Дождавшись, пока несчастье по жизни уйдёт, я прикрыла глаза, соображая, что теперь делать и просто приводя себя в порядок.

Вдох, раз.

Там будут люди, и я просто не смогу совершить глупость. Удивительно, но при посторонних я могла на автомате отвечать нагло, даже не задумываясь о правильности — мой автопилот меня никогда не подводил и часто выпутывал из странных ситуаций.

Вдох, два.

Я не могу сделать глупость со сводным братом. В тот вечер меня просто доканывали воспоминания, да и звёздное небо создавало нужную атмосферу, так что всё можно свалить на случай. «Случай был и на Ленкиной вечеринке», - подсказывает внутренний голос, заставляя зажмуриться чуть сильнее.

Вдох, три.

Я справлюсь, потому что не глупая и смогу вовремя себя остановить, даже в чрезвычайном случае.

Когда я раскрываю глаза, достаточно уже успокоившись, Кира всё ещё нет в зале, поэтому приходится пойти на его поиски. Вряд ли он нашёл в моём шкафу Нарнию и провалился в неё, или же отыскал спрятанный портал, отправившись на неведомые приключения.

Быстро достигнув спальни, я одним нажатием ладони на ручку открыла дверь, входя внутрь. Кирилла нашла, даже не зная, хорошо это или не очень. В его руках был квадратный лист бумаги, слегка помятый. Такие есть в моём альбоме, который я беру для зарисовок.

Стоп.

— Кто тебе разрешил брать мои вещи? — чуть громче, чем следовало, спросила я, подходя к нему и пытаясь вырвать портрет. Сколько раз говорила себе: выкинь его, порви, сожги, главное — избавься, но нет, мне было дорого.

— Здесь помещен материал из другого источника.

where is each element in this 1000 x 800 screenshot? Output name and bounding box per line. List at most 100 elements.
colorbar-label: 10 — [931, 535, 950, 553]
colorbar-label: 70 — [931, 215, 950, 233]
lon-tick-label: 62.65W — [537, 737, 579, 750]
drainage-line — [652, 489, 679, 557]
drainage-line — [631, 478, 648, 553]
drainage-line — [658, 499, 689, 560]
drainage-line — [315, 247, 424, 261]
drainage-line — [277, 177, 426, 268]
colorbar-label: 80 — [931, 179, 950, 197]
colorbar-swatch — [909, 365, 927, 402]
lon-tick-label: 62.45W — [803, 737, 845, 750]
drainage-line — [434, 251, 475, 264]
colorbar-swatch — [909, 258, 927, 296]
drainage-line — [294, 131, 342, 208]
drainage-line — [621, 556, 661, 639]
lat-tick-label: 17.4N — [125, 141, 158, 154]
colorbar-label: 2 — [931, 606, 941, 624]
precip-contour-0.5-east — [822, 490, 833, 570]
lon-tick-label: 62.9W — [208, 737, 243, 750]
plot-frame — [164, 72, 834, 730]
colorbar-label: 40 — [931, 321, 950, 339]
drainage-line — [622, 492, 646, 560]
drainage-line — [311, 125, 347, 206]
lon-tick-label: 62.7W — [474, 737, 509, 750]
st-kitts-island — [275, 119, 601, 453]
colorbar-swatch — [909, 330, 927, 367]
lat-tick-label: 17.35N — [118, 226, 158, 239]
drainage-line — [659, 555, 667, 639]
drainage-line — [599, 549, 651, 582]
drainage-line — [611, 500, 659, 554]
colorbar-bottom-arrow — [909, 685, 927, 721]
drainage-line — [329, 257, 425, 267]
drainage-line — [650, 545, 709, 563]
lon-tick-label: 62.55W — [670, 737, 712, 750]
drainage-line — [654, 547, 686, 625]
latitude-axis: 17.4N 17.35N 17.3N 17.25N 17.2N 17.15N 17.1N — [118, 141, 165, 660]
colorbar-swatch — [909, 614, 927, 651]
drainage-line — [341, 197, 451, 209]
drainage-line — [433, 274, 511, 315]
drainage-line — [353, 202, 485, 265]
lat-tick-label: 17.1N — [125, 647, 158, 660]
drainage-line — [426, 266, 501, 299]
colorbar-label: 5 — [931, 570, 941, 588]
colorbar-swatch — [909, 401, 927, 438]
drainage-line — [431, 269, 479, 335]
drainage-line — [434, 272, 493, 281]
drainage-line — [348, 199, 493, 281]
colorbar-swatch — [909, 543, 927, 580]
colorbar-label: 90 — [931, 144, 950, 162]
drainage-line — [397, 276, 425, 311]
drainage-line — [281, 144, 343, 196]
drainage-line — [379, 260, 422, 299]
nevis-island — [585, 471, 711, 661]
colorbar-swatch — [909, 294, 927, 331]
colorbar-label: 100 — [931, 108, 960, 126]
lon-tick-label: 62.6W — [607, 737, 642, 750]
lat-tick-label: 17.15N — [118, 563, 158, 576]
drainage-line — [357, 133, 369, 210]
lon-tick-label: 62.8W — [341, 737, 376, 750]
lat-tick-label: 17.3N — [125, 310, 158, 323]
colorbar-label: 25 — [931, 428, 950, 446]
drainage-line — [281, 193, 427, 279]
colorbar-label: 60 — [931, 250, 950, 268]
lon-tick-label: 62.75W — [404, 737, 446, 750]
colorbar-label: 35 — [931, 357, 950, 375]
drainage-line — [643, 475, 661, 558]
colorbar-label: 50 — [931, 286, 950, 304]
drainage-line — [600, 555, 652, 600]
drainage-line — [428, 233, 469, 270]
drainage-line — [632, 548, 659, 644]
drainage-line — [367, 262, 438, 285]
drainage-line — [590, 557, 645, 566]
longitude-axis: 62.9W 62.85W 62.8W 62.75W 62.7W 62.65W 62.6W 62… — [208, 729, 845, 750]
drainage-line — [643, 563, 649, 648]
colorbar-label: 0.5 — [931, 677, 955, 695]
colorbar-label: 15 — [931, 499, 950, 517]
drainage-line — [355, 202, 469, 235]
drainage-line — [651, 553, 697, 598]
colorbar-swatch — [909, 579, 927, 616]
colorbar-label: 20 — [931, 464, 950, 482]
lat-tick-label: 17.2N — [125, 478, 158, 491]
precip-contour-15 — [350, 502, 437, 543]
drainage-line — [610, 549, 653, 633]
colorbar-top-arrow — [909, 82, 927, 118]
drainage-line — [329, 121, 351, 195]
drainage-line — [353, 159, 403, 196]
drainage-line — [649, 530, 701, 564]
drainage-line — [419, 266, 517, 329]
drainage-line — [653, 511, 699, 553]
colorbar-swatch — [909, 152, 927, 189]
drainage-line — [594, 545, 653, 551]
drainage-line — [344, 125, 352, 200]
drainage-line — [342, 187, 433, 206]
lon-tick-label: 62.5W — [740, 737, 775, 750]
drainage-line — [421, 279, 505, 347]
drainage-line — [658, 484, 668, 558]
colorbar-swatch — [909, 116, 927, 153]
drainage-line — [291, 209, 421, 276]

Этот гавнюк, рискующий вскоре стать моим сводным братом, поднял руку, к которой держал листок, из-за чего я тщетно прыгала вокруг него, словно ребёнок перед ёлкой, в надежде достать до желанной вещи.

— А разве модель не имеет права обладать своим портретом? — нагло поинтересовался он, слегка улыбнувшись. Не теряя надежды, я продолжала прыгать, цепляясь руками за его шею, волосы и даже предплечья, но всё было тщетно.

— Какая ты модель? — рыкнула, топнув ногой в угрожающей, как планировалось, позе.

— Эта, — прищурился Кир, слегка наклоняясь ко мне и показывая свой портрет с моими инициалами в правом нижнем углу. — Мне чисто интересно, когда же ты это нарисовала? — мне кажется, или в его голосе появилась толика удивления и восхищения?

Заметив, что говорить ему я ничего не собираюсь, старший щёлкнул меня по носу, в который раз добивая разницей в росте, а ведь раньше даже не акцентировал внимания!

— Колись, тогда отдам, — выдвинул свой ультиматум он, поглядывая на меня из-под ресниц. Складывалось ощущение, что над всей этой ситуацией главный лишь он — Кирилл Астрофьев, а я лишь неудачно попавшая в ловушку девушка.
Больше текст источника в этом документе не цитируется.